The tournament also will bring out a handful of the region’s top amateur players who on Thursday will try and qualify for the round of 16s in qualifying matches, according to Tournament Director, Chad Bailey. “We expect a number of the area’s top amateurs to register for the pro qualifying,” Bailey said. “The round of 16 is scheduled to go off on Friday.”
Among those intending to enter the play-ins is Georgia’s number one-ranked Matt Fontana, who is the state’s reigning Open Division singles champion as well as the 2015 Regional Singles Men’s Open champion. The regionals were played at Rec Atlanta. “I’ve played top competition in tournaments for more than 25 years, so I don’t expect to get butterflies or the jitters when I play a tour professional,” said Fontana, 44, who has won several Florida singles titles while living there.

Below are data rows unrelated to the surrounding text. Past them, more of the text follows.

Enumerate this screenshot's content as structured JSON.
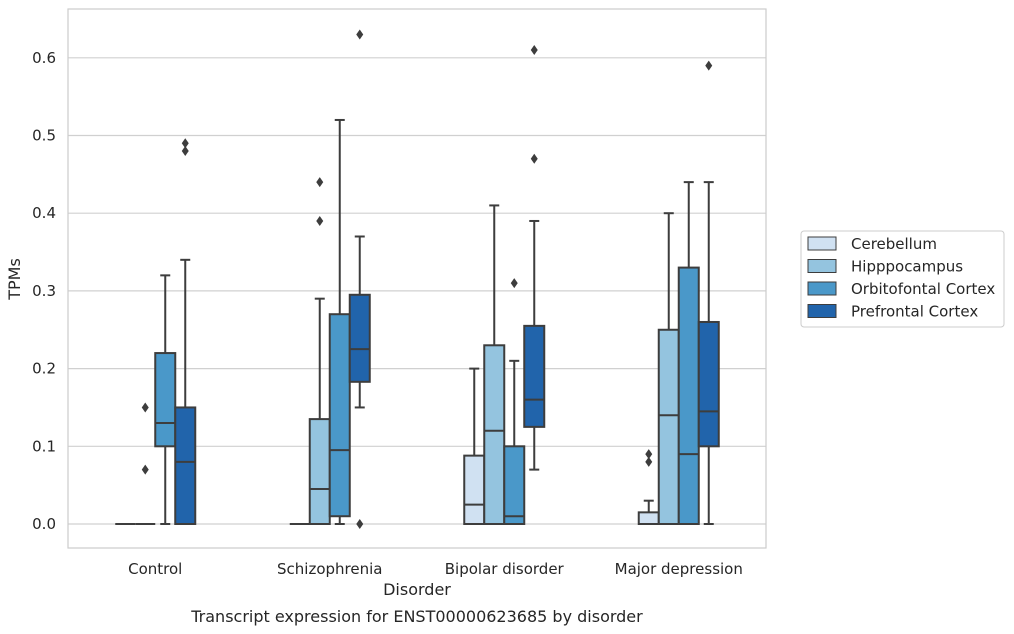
{
  "chart_data": {
    "type": "box",
    "caption": "Transcript expression for ENST00000623685 by disorder",
    "xlabel": "Disorder",
    "ylabel": "TPMs",
    "ylim": [
      -0.03,
      0.665
    ],
    "yticks": [
      0.0,
      0.1,
      0.2,
      0.3,
      0.4,
      0.5,
      0.6
    ],
    "ytick_labels": [
      "0.0",
      "0.1",
      "0.2",
      "0.3",
      "0.4",
      "0.5",
      "0.6"
    ],
    "grid": true,
    "legend_position": "right",
    "categories": [
      "Control",
      "Schizophrenia",
      "Bipolar disorder",
      "Major depression"
    ],
    "series": [
      {
        "name": "Cerebellum",
        "color": "#d0e1f2",
        "boxes": [
          {
            "min": 0.0,
            "q1": 0.0,
            "median": 0.0,
            "q3": 0.0,
            "max": 0.0,
            "outliers": []
          },
          {
            "min": 0.0,
            "q1": 0.0,
            "median": 0.0,
            "q3": 0.0,
            "max": 0.0,
            "outliers": []
          },
          {
            "min": 0.0,
            "q1": 0.0,
            "median": 0.025,
            "q3": 0.088,
            "max": 0.2,
            "outliers": []
          },
          {
            "min": 0.0,
            "q1": 0.0,
            "median": 0.0,
            "q3": 0.015,
            "max": 0.03,
            "outliers": [
              0.08,
              0.09
            ]
          }
        ]
      },
      {
        "name": "Hipppocampus",
        "color": "#94c4df",
        "boxes": [
          {
            "min": 0.0,
            "q1": 0.0,
            "median": 0.0,
            "q3": 0.0,
            "max": 0.0,
            "outliers": [
              0.07,
              0.15
            ]
          },
          {
            "min": 0.0,
            "q1": 0.0,
            "median": 0.045,
            "q3": 0.135,
            "max": 0.29,
            "outliers": [
              0.39,
              0.44
            ]
          },
          {
            "min": 0.0,
            "q1": 0.0,
            "median": 0.12,
            "q3": 0.23,
            "max": 0.41,
            "outliers": []
          },
          {
            "min": 0.0,
            "q1": 0.0,
            "median": 0.14,
            "q3": 0.25,
            "max": 0.4,
            "outliers": []
          }
        ]
      },
      {
        "name": "Orbitofontal Cortex",
        "color": "#4a98c9",
        "boxes": [
          {
            "min": 0.0,
            "q1": 0.1,
            "median": 0.13,
            "q3": 0.22,
            "max": 0.32,
            "outliers": []
          },
          {
            "min": 0.0,
            "q1": 0.01,
            "median": 0.095,
            "q3": 0.27,
            "max": 0.52,
            "outliers": []
          },
          {
            "min": 0.0,
            "q1": 0.0,
            "median": 0.01,
            "q3": 0.1,
            "max": 0.21,
            "outliers": [
              0.31
            ]
          },
          {
            "min": 0.0,
            "q1": 0.0,
            "median": 0.09,
            "q3": 0.33,
            "max": 0.44,
            "outliers": []
          }
        ]
      },
      {
        "name": "Prefrontal Cortex",
        "color": "#2164ab",
        "boxes": [
          {
            "min": 0.0,
            "q1": 0.0,
            "median": 0.08,
            "q3": 0.15,
            "max": 0.34,
            "outliers": [
              0.48,
              0.49
            ]
          },
          {
            "min": 0.15,
            "q1": 0.183,
            "median": 0.225,
            "q3": 0.295,
            "max": 0.37,
            "outliers": [
              0.0,
              0.63
            ]
          },
          {
            "min": 0.07,
            "q1": 0.125,
            "median": 0.16,
            "q3": 0.255,
            "max": 0.39,
            "outliers": [
              0.47,
              0.61
            ]
          },
          {
            "min": 0.0,
            "q1": 0.1,
            "median": 0.145,
            "q3": 0.26,
            "max": 0.44,
            "outliers": [
              0.59
            ]
          }
        ]
      }
    ]
  }
}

Fontana is optimistic, yet realistic, when evaluating his chances of making it deep into the professional tournament bracket. “I know I can handle the top amateurs in Georgia, but the pros are at a different level,” Fontana said. He’s been training hard, and plays against other top Georgia amateurs like Jeremy Best (ranked second in the state) and Jim Minkel (ranked third).
“I am in good condition, but what I need to work on specifically is my drive serve. People say I have every shot in the book, but the drive serve is so important at that level. I have a good drive serve at this level, but the pros hit their serves harder consistently, so I need to learn to get a better, more powerful serve,” Fontana said.
A special Party With the Pros will take place Saturday night, including a Halloween Costume Contest. Prizes will be awarded for best costumes. “It should be a great party, a unique opportunity for fans to meet and mingle with the world’s best racquetball players,” Bailey said.
- Tournament runs from Thursday, Oct. 29 through Sunday, Nov. 1
- Tournament ball is the ProPenn HD (Purple)
- Pro matches televised on IRTNetwork.com
- Qualifying and Pro-Am scheduled for Thursday, Oct.29 begins on Thursday, Oct. 29
- Saturday festivities include a party and Halloween costume contest open to all
- Pro finals set for Sunday, Nov. 1
- Recreation ATL sports seven cement courts, with exceptional spectator viewing – including two glass walled courts
By Don Grigas
Don Grigas is an award-winning journalist who grew up on the south side of Chicago and is now living in Bolingbrook, IL, where he first developed a passion for racquetball. In 1979 Don played his first game of racquetball at the Bolingbrook Park District Racquet and Health Club. Within two years Don rose from a Novice to an Open player, and shortly thereafter became the club professional at the Naper Olympic Fitness Center for more than 20 years until that facility closed in 2007. After winning three state championships in doubles, Don retired from active playing and now writes for the IRT as well as working on other freelance projects.